Article by James Yates, M.A., F.R.S.,
on pp78‑79 of

William Smith, D.C.L., LL.D.:
A Dictionary of Greek and Roman Antiquities, John Murray, London, 1875.

AMICTUS, AMI′CULUM, The verb amicire is commonly opposed to induere, the former being applied to the putting on of the outer garment, the chlamys, pallium, laena, or toga (ἱμάτιον, φᾶρος); the latter, to the putting on of the inner garment, the tunica (χιτών). In consequence of this distinction, the verbal nouns, amictus and indutus, even without any further denomination of the dress being added, indicate respectively the outer and the inner clothing (see Tibull. I.9.13; Corn. Nep. Cimon, 4, Dat. 3 §2; Virg. Aen. III.545, V.421, compared with Apoll. Rhod. II.30). Sometimes, however, though rarely, amicire and induere are each used in a more general way, so as to refer to any kind of clothing.

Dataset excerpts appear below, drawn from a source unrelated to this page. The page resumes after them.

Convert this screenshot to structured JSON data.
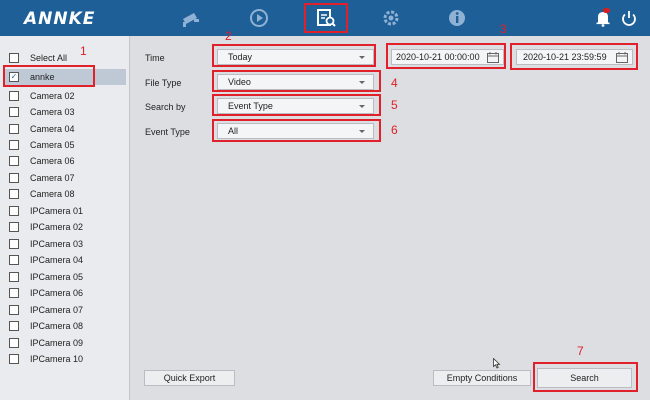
{
  "app": {
    "logo": "ANNKE"
  },
  "nav": {
    "icons": [
      "camera-icon",
      "playback-icon",
      "search-playback-icon",
      "settings-gear-icon",
      "info-icon",
      "alarm-bell-icon",
      "power-icon"
    ],
    "active": "search-playback-icon"
  },
  "sidebar": {
    "select_all_label": "Select All",
    "cameras": [
      {
        "label": "annke",
        "checked": true
      },
      {
        "label": "Camera 02",
        "checked": false
      },
      {
        "label": "Camera 03",
        "checked": false
      },
      {
        "label": "Camera 04",
        "checked": false
      },
      {
        "label": "Camera 05",
        "checked": false
      },
      {
        "label": "Camera 06",
        "checked": false
      },
      {
        "label": "Camera 07",
        "checked": false
      },
      {
        "label": "Camera 08",
        "checked": false
      },
      {
        "label": "IPCamera 01",
        "checked": false
      },
      {
        "label": "IPCamera 02",
        "checked": false
      },
      {
        "label": "IPCamera 03",
        "checked": false
      },
      {
        "label": "IPCamera 04",
        "checked": false
      },
      {
        "label": "IPCamera 05",
        "checked": false
      },
      {
        "label": "IPCamera 06",
        "checked": false
      },
      {
        "label": "IPCamera 07",
        "checked": false
      },
      {
        "label": "IPCamera 08",
        "checked": false
      },
      {
        "label": "IPCamera 09",
        "checked": false
      },
      {
        "label": "IPCamera 10",
        "checked": false
      }
    ]
  },
  "form": {
    "time_label": "Time",
    "time_value": "Today",
    "start_time": "2020-10-21 00:00:00",
    "end_time": "2020-10-21 23:59:59",
    "file_type_label": "File Type",
    "file_type_value": "Video",
    "search_by_label": "Search by",
    "search_by_value": "Event Type",
    "event_type_label": "Event Type",
    "event_type_value": "All"
  },
  "buttons": {
    "quick_export": "Quick Export",
    "empty_conditions": "Empty Conditions",
    "search": "Search"
  },
  "annotations": [
    "1",
    "2",
    "3",
    "4",
    "5",
    "6",
    "7"
  ],
  "colors": {
    "topbar": "#1f5f98",
    "highlight": "#e0202a",
    "selected_row": "#bfc9d6"
  }
}
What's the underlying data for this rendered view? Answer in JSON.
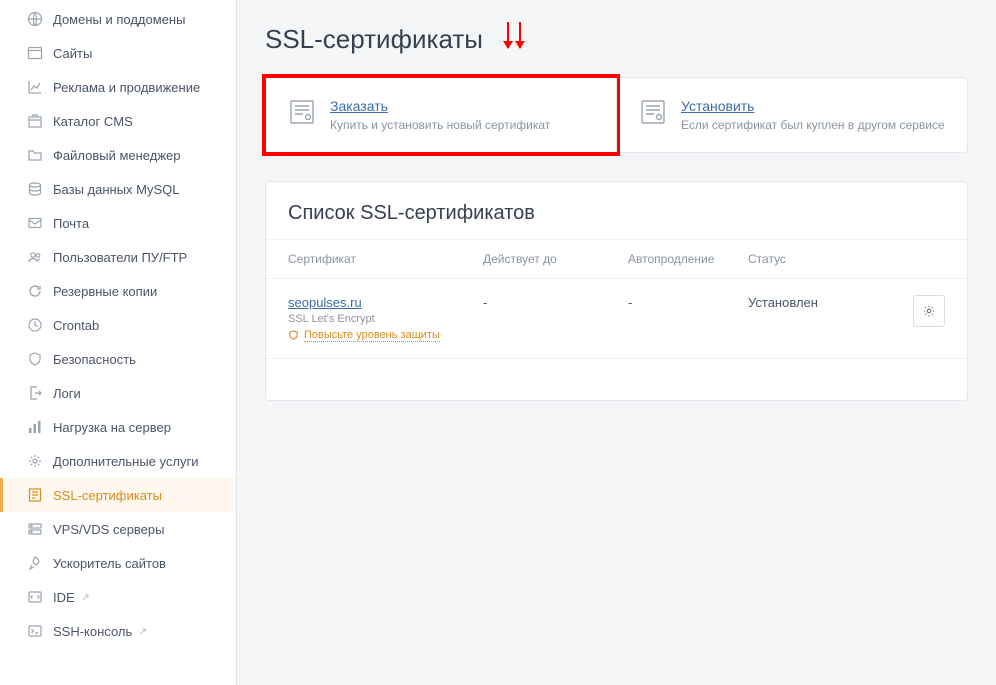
{
  "sidebar": {
    "items": [
      {
        "label": "Домены и поддомены"
      },
      {
        "label": "Сайты"
      },
      {
        "label": "Реклама и продвижение"
      },
      {
        "label": "Каталог CMS"
      },
      {
        "label": "Файловый менеджер"
      },
      {
        "label": "Базы данных MySQL"
      },
      {
        "label": "Почта"
      },
      {
        "label": "Пользователи ПУ/FTP"
      },
      {
        "label": "Резервные копии"
      },
      {
        "label": "Crontab"
      },
      {
        "label": "Безопасность"
      },
      {
        "label": "Логи"
      },
      {
        "label": "Нагрузка на сервер"
      },
      {
        "label": "Дополнительные услуги"
      },
      {
        "label": "SSL-сертификаты"
      },
      {
        "label": "VPS/VDS серверы"
      },
      {
        "label": "Ускоритель сайтов"
      },
      {
        "label": "IDE"
      },
      {
        "label": "SSH-консоль"
      }
    ]
  },
  "page": {
    "title": "SSL-сертификаты"
  },
  "cards": {
    "order": {
      "title": "Заказать",
      "sub": "Купить и установить новый сертификат"
    },
    "install": {
      "title": "Установить",
      "sub": "Если сертификат был куплен в другом сервисе"
    }
  },
  "list": {
    "title": "Список SSL-сертификатов",
    "headers": {
      "cert": "Сертификат",
      "expires": "Действует до",
      "autorenew": "Автопродление",
      "status": "Статус"
    },
    "rows": [
      {
        "name": "seopulses.ru",
        "type": "SSL Let's Encrypt",
        "warn": "Повысьте уровень защиты",
        "expires": "-",
        "autorenew": "-",
        "status": "Установлен"
      }
    ]
  }
}
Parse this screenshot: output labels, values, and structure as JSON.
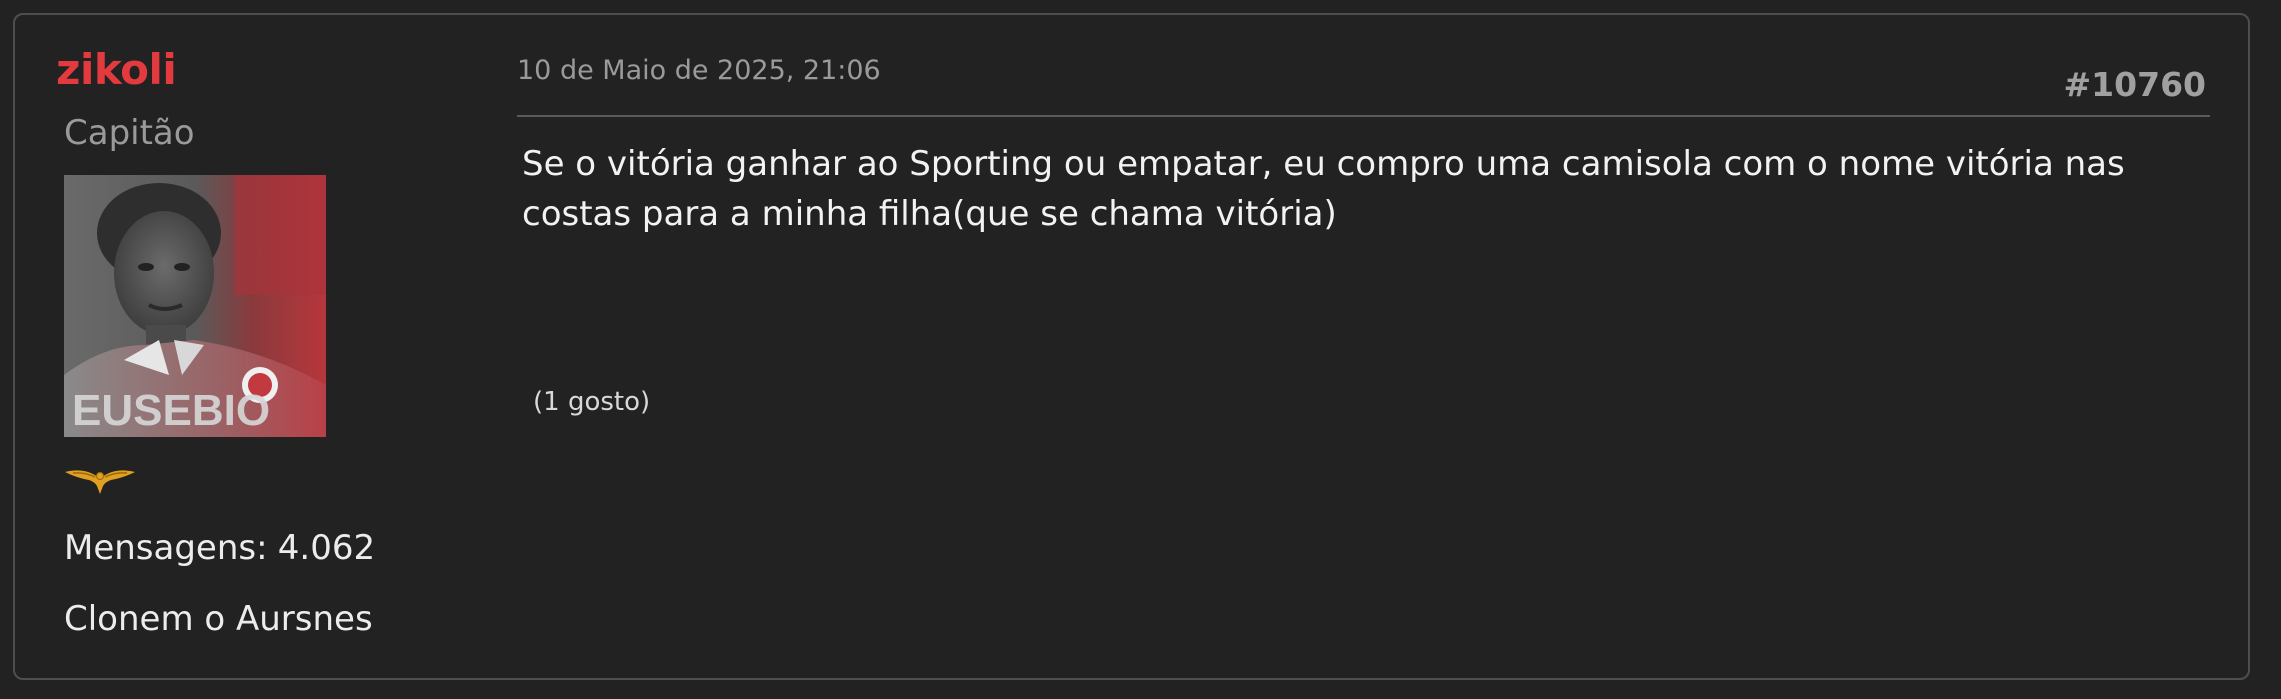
{
  "post": {
    "author": {
      "username": "zikoli",
      "rank": "Capitão",
      "avatar_caption": "EUSEBIO",
      "rank_badge_icon": "eagle-icon",
      "messages_label": "Mensagens:",
      "messages_count": "4.062",
      "signature": "Clonem o Aursnes"
    },
    "date": "10 de Maio de 2025, 21:06",
    "number": "#10760",
    "body": "Se o vitória ganhar ao Sporting ou empatar, eu compro uma camisola com o nome vitória nas costas para a minha filha(que se chama vitória)",
    "likes": "(1 gosto)"
  },
  "colors": {
    "background": "#222222",
    "border": "#4e4e4e",
    "username": "#e23a3f",
    "muted": "#9a9a9a",
    "text": "#f2f2f2",
    "badge_gold": "#e0a020"
  }
}
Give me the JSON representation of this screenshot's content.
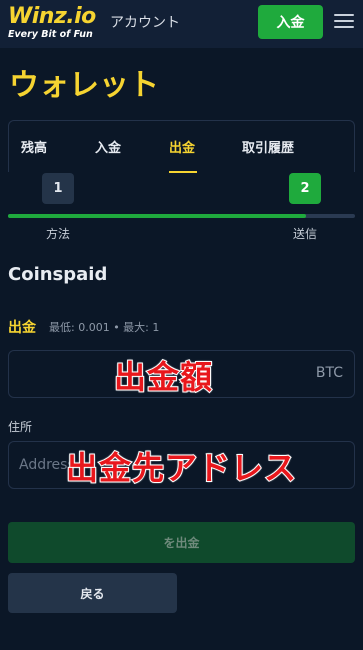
{
  "header": {
    "logo_text": "Winz.io",
    "logo_tagline": "Every Bit of Fun",
    "account_label": "アカウント",
    "deposit_label": "入金",
    "menu_icon": "hamburger-menu-icon"
  },
  "page": {
    "title": "ウォレット"
  },
  "tabs": [
    {
      "label": "残高",
      "active": false
    },
    {
      "label": "入金",
      "active": false
    },
    {
      "label": "出金",
      "active": true
    },
    {
      "label": "取引履歴",
      "active": false
    }
  ],
  "stepper": {
    "steps": [
      {
        "number": "1",
        "label": "方法",
        "complete": false
      },
      {
        "number": "2",
        "label": "送信",
        "complete": true
      }
    ],
    "progress": 0.86,
    "colors": {
      "active": "#1faa3d",
      "inactive": "#243449"
    }
  },
  "withdraw_form": {
    "method_name": "Coinspaid",
    "amount_label": "出金",
    "amount_limits": "最低: 0.001 • 最大: 1",
    "amount_currency": "BTC",
    "amount_value": "",
    "address_label": "住所",
    "address_placeholder": "Address",
    "address_value": "",
    "submit_label": "を出金",
    "back_label": "戻る"
  },
  "annotations": {
    "amount_caption": "出金額",
    "address_caption": "出金先アドレス",
    "color": "#e8171c"
  },
  "theme": {
    "accent": "#f6d431",
    "brand_green": "#1faa3d",
    "background": "#0b1727"
  }
}
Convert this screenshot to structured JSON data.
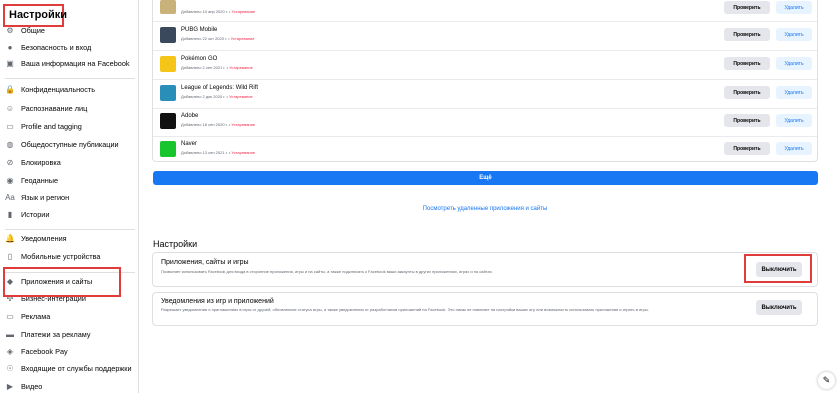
{
  "sidebar": {
    "title": "Настройки",
    "items": [
      {
        "label": "Общие",
        "icon": "gear-icon",
        "glyph": "⚙"
      },
      {
        "label": "Безопасность и вход",
        "icon": "shield-icon",
        "glyph": "●"
      },
      {
        "label": "Ваша информация на Facebook",
        "icon": "facebook-icon",
        "glyph": "▣"
      },
      {
        "label": "Конфиденциальность",
        "icon": "lock-icon",
        "glyph": "🔒"
      },
      {
        "label": "Распознавание лиц",
        "icon": "face-icon",
        "glyph": "☺"
      },
      {
        "label": "Profile and tagging",
        "icon": "tag-icon",
        "glyph": "▭"
      },
      {
        "label": "Общедоступные публикации",
        "icon": "globe-icon",
        "glyph": "◍"
      },
      {
        "label": "Блокировка",
        "icon": "block-icon",
        "glyph": "⊘"
      },
      {
        "label": "Геоданные",
        "icon": "location-icon",
        "glyph": "◉"
      },
      {
        "label": "Язык и регион",
        "icon": "language-icon",
        "glyph": "Aa"
      },
      {
        "label": "Истории",
        "icon": "stories-icon",
        "glyph": "▮"
      },
      {
        "label": "Уведомления",
        "icon": "bell-icon",
        "glyph": "🔔"
      },
      {
        "label": "Мобильные устройства",
        "icon": "mobile-icon",
        "glyph": "▯"
      },
      {
        "label": "Приложения и сайты",
        "icon": "apps-icon",
        "glyph": "◆"
      },
      {
        "label": "Бизнес-интеграции",
        "icon": "integrations-icon",
        "glyph": "✣"
      },
      {
        "label": "Реклама",
        "icon": "ads-icon",
        "glyph": "▭"
      },
      {
        "label": "Платежи за рекламу",
        "icon": "payment-icon",
        "glyph": "▬"
      },
      {
        "label": "Facebook Pay",
        "icon": "pay-icon",
        "glyph": "◈"
      },
      {
        "label": "Входящие от службы поддержки",
        "icon": "support-icon",
        "glyph": "☉"
      },
      {
        "label": "Видео",
        "icon": "video-icon",
        "glyph": "▶"
      }
    ]
  },
  "apps": {
    "check_label": "Проверить",
    "remove_label": "Удалить",
    "status_label": "Устаревание",
    "rows": [
      {
        "name": "PUBG Mobile",
        "date": "Добавлено 22 окт 2020 г.",
        "logo_color": "#3a4a5c"
      },
      {
        "name": "Pokémon GO",
        "date": "Добавлено 2 сен 2021 г.",
        "logo_color": "#f5c518"
      },
      {
        "name": "League of Legends: Wild Rift",
        "date": "Добавлено 2 дек 2020 г.",
        "logo_color": "#2a8fb8"
      },
      {
        "name": "Adobe",
        "date": "Добавлено 18 сен 2020 г.",
        "logo_color": "#111111"
      },
      {
        "name": "Naver",
        "date": "Добавлено 13 сен 2021 г.",
        "logo_color": "#19c52d"
      }
    ],
    "top_partial_date": "Добавлено 10 апр 2020 г."
  },
  "more_button": "Ещё",
  "deleted_link": "Посмотреть удаленные приложения и сайты",
  "settings_section": {
    "title": "Настройки",
    "cards": [
      {
        "title": "Приложения, сайты и игры",
        "desc": "Позволяет использовать Facebook для входа в сторонние приложения, игры и на сайты, а также подключать к Facebook ваши аккаунты в других приложениях, играх и на сайтах.",
        "button": "Выключить"
      },
      {
        "title": "Уведомления из игр и приложений",
        "desc": "Разрешает уведомления о приглашениях в игры от друзей, обновлениях статуса игры, а также уведомления от разработчиков приложений на Facebook. Это никак не повлияет на настройки ваших игр или возможность использовать приложения и играть в игры.",
        "button": "Выключить"
      }
    ]
  },
  "colors": {
    "accent": "#1877f2",
    "highlight": "#e03c3c"
  }
}
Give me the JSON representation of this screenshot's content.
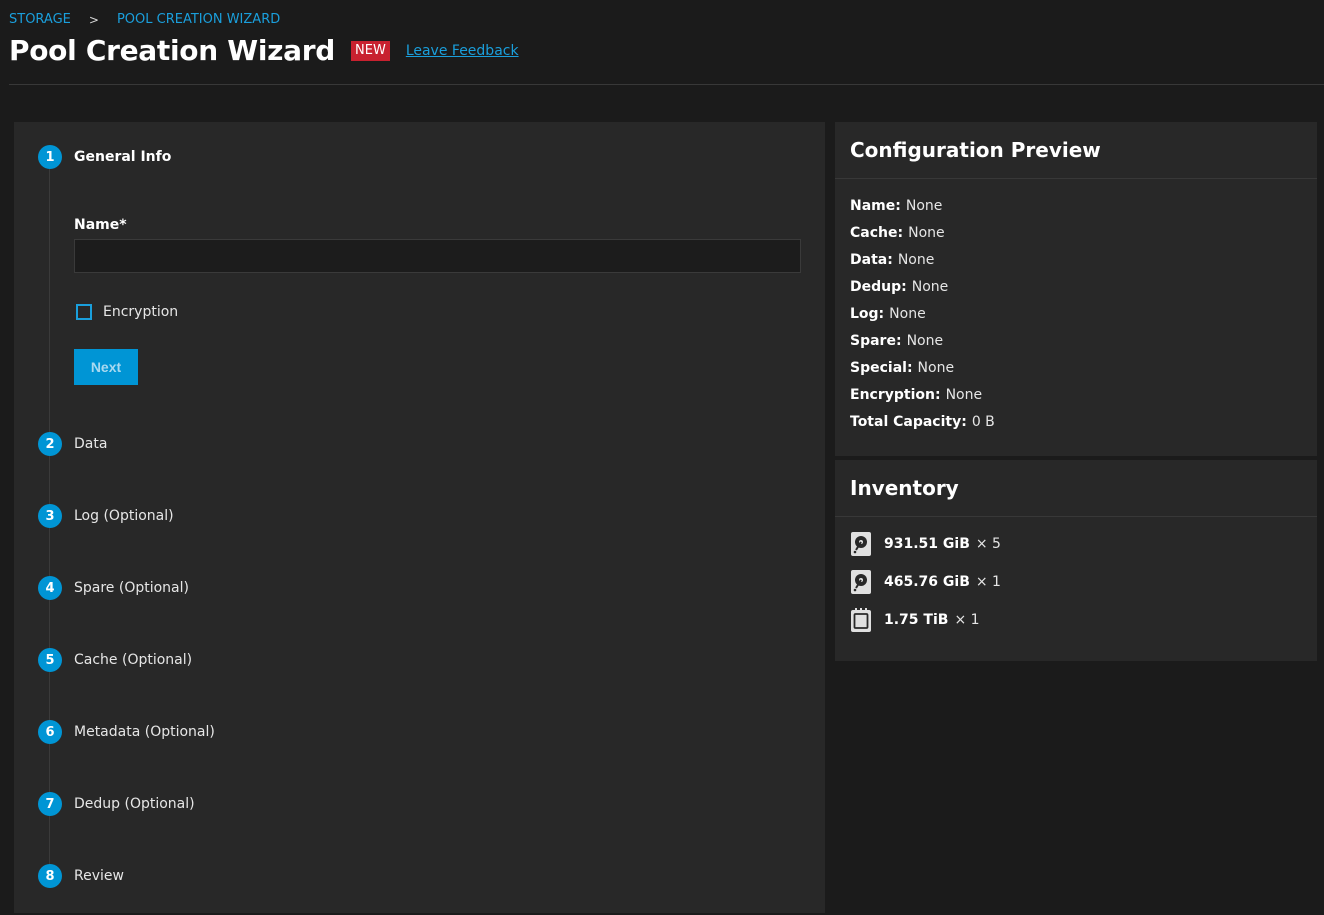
{
  "breadcrumb": {
    "storage": "STORAGE",
    "separator": ">",
    "current": "POOL CREATION WIZARD"
  },
  "header": {
    "title": "Pool Creation Wizard",
    "badge": "NEW",
    "feedback": "Leave Feedback"
  },
  "wizard": {
    "steps": [
      {
        "num": "1",
        "label": "General Info"
      },
      {
        "num": "2",
        "label": "Data"
      },
      {
        "num": "3",
        "label": "Log (Optional)"
      },
      {
        "num": "4",
        "label": "Spare (Optional)"
      },
      {
        "num": "5",
        "label": "Cache (Optional)"
      },
      {
        "num": "6",
        "label": "Metadata (Optional)"
      },
      {
        "num": "7",
        "label": "Dedup (Optional)"
      },
      {
        "num": "8",
        "label": "Review"
      }
    ],
    "name_label": "Name*",
    "name_value": "",
    "encryption_label": "Encryption",
    "next_label": "Next"
  },
  "preview": {
    "title": "Configuration Preview",
    "items": [
      {
        "key": "Name:",
        "value": "None"
      },
      {
        "key": "Cache:",
        "value": "None"
      },
      {
        "key": "Data:",
        "value": "None"
      },
      {
        "key": "Dedup:",
        "value": "None"
      },
      {
        "key": "Log:",
        "value": "None"
      },
      {
        "key": "Spare:",
        "value": "None"
      },
      {
        "key": "Special:",
        "value": "None"
      },
      {
        "key": "Encryption:",
        "value": "None"
      },
      {
        "key": "Total Capacity:",
        "value": "0 B"
      }
    ]
  },
  "inventory": {
    "title": "Inventory",
    "items": [
      {
        "icon": "hdd-icon",
        "size": "931.51 GiB",
        "count": "× 5"
      },
      {
        "icon": "hdd-icon",
        "size": "465.76 GiB",
        "count": "× 1"
      },
      {
        "icon": "ssd-icon",
        "size": "1.75 TiB",
        "count": "× 1"
      }
    ]
  },
  "colors": {
    "accent": "#0095d5",
    "link": "#1a9fdc",
    "badge": "#c8212f",
    "panel": "#282828",
    "background": "#1b1b1b"
  }
}
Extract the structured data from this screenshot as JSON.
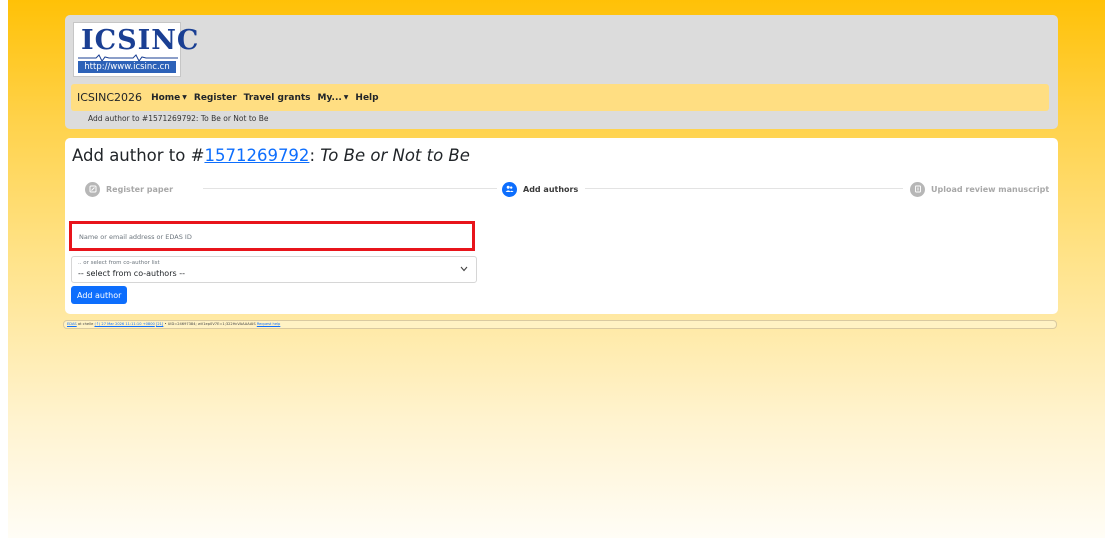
{
  "logo": {
    "text": "ICSINC",
    "url": "http://www.icsinc.cn"
  },
  "navbar": {
    "brand": "ICSINC2026",
    "items": [
      {
        "label": "Home",
        "dropdown": true
      },
      {
        "label": "Register",
        "dropdown": false
      },
      {
        "label": "Travel grants",
        "dropdown": false
      },
      {
        "label": "My...",
        "dropdown": true
      },
      {
        "label": "Help",
        "dropdown": false
      }
    ]
  },
  "breadcrumb": "Add author to #1571269792: To Be or Not to Be",
  "page": {
    "title_prefix": "Add author to #",
    "paper_id": "1571269792",
    "title_separator": ": ",
    "paper_title": "To Be or Not to Be"
  },
  "stepper": {
    "steps": [
      {
        "label": "Register paper",
        "state": "inactive",
        "icon": "pen-icon"
      },
      {
        "label": "Add authors",
        "state": "active",
        "icon": "users-icon"
      },
      {
        "label": "Upload review manuscript",
        "state": "inactive",
        "icon": "upload-icon"
      }
    ]
  },
  "form": {
    "author_input_placeholder": "Name or email address or EDAS ID",
    "author_input_value": "",
    "coauthor_caption": ".. or select from co-author list",
    "coauthor_selected": "-- select from co-authors --",
    "add_button": "Add author"
  },
  "footer": {
    "edas_link": "EDAS",
    "host_text": " at ",
    "host": "chelle",
    "timestamp_link": "(↑) 27 Mar 2026 11:11:10 +0800",
    "timing_link": "[21]",
    "session_text": " • UID=24697384; wV1ep0V7E=1;322HcVAAAAAIS",
    "request_help_link": "Request help"
  },
  "colors": {
    "background_top": "#ffc107",
    "header_bg": "#dcdcdc",
    "navbar_bg": "#ffde82",
    "primary": "#0d6efd",
    "highlight_border": "#e8141b",
    "logo_blue": "#1a3f93"
  }
}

In Greek amicire is expressed by ἐφέννυσθαι, ἀμφιέννυσθαι, ἀμπέχεσθαι, ἐπιβάλλεσθαι, περιβάλλεσθαι:  p79 and induere by ἐνωύνειν. Hence came ἐφεστρίς, ἀμπεχόνη, ἐπίβλημα and ἐπιβόλαιον, περίβλημα and περιβόλαιον, an outer garment, and ἔνδυμα, an inner garment, a tunic, a shirt.